No one is entitled to comfort. The reality is that people of color experience discomfort as people of color as a regular and predictable part of their lives. This feeling of nominal discomfort is so normalized that finding yourself comfortable in a diverse setting can be a warning signal. Intisar Shareef describes such a moment and what she makes of it.
A couple weeks ago at a staff meeting at the college that I work at, there was something going on that I disagreed with, and I spoke out. And people said, "Oh, she's just bizarre." And that's just another way of labeling me as different. At first I was offended by that, and then I said, "Hmm, I am bizarre, given the environment that I was in, and proud to be it. . . . I really begin to question myself when I go into these arenas and I'm fitting in. I have to figure out, "Why am I so comfortable?" I really do. There's a lot of work that we have to do, so if I get real comfortable then something is not going on with me.

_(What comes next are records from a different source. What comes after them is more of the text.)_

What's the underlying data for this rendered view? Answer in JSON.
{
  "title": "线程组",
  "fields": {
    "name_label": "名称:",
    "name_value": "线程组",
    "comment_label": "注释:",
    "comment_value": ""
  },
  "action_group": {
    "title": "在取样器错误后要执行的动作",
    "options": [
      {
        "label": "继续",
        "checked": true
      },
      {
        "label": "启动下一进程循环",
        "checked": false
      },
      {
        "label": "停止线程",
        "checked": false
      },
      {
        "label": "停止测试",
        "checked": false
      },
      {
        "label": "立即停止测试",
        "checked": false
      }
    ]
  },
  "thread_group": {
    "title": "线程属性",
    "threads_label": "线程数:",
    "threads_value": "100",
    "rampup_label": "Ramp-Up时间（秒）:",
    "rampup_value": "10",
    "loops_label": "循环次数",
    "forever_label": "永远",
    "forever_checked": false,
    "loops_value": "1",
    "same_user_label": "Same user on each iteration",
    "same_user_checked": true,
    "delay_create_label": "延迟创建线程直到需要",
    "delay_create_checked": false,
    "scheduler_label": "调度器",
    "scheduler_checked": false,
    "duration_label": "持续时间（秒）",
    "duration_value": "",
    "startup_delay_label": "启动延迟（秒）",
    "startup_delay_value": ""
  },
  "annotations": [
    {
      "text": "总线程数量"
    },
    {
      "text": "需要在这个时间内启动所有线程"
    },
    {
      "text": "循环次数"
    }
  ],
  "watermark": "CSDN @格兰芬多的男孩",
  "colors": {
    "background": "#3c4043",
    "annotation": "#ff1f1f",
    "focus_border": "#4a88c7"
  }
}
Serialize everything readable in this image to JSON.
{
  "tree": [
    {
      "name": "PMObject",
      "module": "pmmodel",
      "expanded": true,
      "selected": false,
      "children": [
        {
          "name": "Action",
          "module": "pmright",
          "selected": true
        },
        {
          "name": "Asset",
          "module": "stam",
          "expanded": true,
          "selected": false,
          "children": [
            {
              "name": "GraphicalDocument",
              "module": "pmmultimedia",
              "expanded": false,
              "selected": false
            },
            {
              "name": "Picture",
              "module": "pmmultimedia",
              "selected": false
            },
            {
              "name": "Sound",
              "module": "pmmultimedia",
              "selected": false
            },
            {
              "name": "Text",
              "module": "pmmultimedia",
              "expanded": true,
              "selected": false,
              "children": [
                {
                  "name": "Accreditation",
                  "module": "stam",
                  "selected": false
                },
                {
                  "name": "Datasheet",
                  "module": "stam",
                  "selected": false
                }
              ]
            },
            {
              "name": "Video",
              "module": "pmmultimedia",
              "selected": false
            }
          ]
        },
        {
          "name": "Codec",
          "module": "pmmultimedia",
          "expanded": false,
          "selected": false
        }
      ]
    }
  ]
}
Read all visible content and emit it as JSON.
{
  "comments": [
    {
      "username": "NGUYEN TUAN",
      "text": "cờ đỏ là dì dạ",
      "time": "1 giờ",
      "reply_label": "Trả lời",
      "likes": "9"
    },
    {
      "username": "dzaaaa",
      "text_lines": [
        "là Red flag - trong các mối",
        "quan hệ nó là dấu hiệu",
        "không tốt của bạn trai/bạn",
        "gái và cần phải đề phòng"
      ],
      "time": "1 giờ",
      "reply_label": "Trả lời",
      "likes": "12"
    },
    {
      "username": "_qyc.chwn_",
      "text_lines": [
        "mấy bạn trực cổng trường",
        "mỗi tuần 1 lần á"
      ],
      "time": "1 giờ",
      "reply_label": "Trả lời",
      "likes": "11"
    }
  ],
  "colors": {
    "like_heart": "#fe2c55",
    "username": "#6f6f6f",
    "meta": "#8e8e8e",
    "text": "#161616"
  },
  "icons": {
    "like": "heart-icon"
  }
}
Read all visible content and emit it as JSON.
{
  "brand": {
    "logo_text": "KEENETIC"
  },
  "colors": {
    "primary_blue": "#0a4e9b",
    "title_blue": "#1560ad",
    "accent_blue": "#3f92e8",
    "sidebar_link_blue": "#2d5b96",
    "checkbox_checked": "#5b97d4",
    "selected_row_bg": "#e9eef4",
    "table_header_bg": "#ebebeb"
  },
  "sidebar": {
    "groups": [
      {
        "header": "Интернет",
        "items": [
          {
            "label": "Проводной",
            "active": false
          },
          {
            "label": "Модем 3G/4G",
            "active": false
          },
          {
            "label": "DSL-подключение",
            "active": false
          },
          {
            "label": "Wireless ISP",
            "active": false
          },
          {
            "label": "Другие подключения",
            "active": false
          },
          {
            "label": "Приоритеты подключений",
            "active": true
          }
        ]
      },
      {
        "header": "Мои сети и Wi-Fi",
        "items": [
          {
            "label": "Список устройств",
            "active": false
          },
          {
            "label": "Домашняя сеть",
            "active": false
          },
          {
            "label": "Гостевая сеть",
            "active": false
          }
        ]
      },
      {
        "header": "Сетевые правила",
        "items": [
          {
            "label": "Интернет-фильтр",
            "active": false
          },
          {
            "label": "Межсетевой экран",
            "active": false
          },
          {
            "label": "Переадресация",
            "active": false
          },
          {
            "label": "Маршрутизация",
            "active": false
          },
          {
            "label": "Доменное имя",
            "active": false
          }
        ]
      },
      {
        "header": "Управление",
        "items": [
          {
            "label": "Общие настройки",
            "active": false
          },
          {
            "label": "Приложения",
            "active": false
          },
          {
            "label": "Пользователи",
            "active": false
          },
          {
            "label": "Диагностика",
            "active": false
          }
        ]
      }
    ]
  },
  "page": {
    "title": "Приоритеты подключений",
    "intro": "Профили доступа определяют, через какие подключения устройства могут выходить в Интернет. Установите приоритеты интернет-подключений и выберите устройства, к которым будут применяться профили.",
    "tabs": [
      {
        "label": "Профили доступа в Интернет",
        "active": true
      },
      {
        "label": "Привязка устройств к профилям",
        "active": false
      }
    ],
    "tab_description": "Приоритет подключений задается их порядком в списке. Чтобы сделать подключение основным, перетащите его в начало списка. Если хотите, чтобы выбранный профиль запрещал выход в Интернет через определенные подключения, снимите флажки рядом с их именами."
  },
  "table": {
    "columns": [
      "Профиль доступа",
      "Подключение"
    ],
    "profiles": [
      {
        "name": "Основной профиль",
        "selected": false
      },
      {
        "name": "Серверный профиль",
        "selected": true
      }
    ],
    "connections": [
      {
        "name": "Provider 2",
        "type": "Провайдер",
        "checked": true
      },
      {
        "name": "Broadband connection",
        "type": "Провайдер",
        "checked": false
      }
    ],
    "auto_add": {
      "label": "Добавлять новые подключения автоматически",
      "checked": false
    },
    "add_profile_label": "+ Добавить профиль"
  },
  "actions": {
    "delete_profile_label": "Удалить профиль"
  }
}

Shareef is right that when we experience comfort in institutional spaces not committed to antiracism, we should absolutely check ourselves. It is not that people of color should never feel comfortable nor fit in. It is just that it is all too easy to assimilate to white supremacy culture. If we understand that white supremacy shapes our institutional policies and practices, why should we ever be comfortable managing our little part of the system? What have we been conditioned to overlook, and why? For all of us, regardless of race, discomfort in diverse settings is a boon companion, alerting us to the danger of white supremacy in and around us. Discomfort is the canary in a coal mine. It is what keeps us awake.